Good programming practices in R

I write sloppy R scripts. It is a byproduct of working with a high-level language that allows you to quickly write code on the fly (see this post for a nice description of the problem in Python code) and the result of my limited formal training in computer programming. The lack of formal training makes scientists self-conscience of the bits of code that they cobble together to solve research problems, but a professional software engineer reassuringly points out that most software runs on messy code. Although sharing sloppy code is better for research progress than not sharing any code at all, you can make the code sharing experience better by picking up some good programming habits. Even if you don’t intend to share your code, which is arguably bad for science, adopting good programming habits should improve your workflow by making old bits of code more easily understandable and re-usable.

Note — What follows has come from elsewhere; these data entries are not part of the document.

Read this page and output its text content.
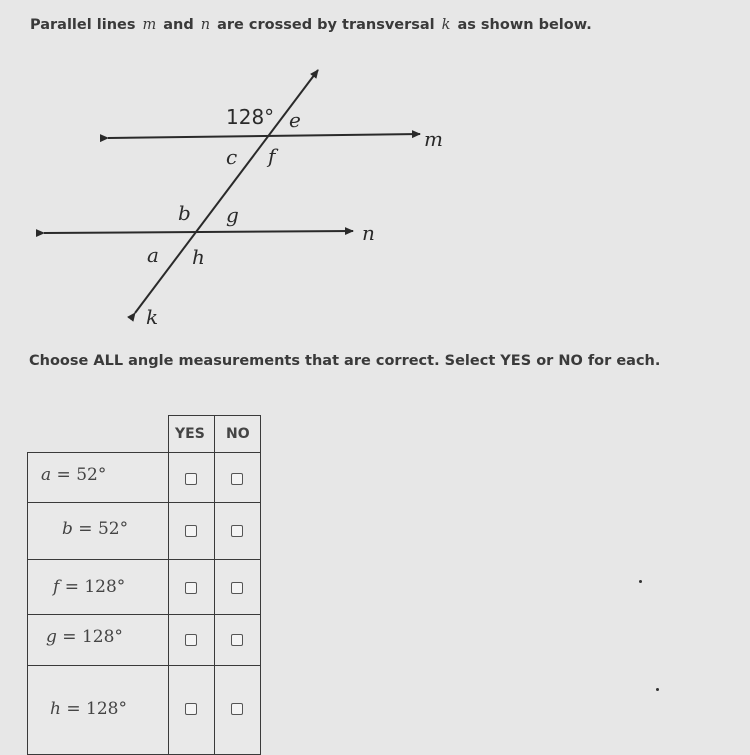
Parallel lines m and n are crossed by transversal k as shown below.
128° e
c f
m
b g
n
a h
k
Choose ALL angle measurements that are correct. Select YES or NO for each.
YES NO
a = 52°
b = 52°
f = 128°
g = 128°
h = 128°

The Department of Biostatistics at Vanderbilt University provides a nice list of programming tips for statisticians. For R-specific recommendations, see Google’s R Style Guide. Hadley Wickham provides his own recommendations, which are generally—but not always—aligned with Google’s R Style Guide. I previously thought that the best way to improve your code was by adding comments, but I hadn’t thought about how copious comments may actually make your code less readable. I intend to adopt nearly all of the recommendations in Google’s R Style Guide. Well, I will immediately adopt the style guidelines for any code that makes a public appearance on this blog, but changes to my usual programming habits will likely be more gradual.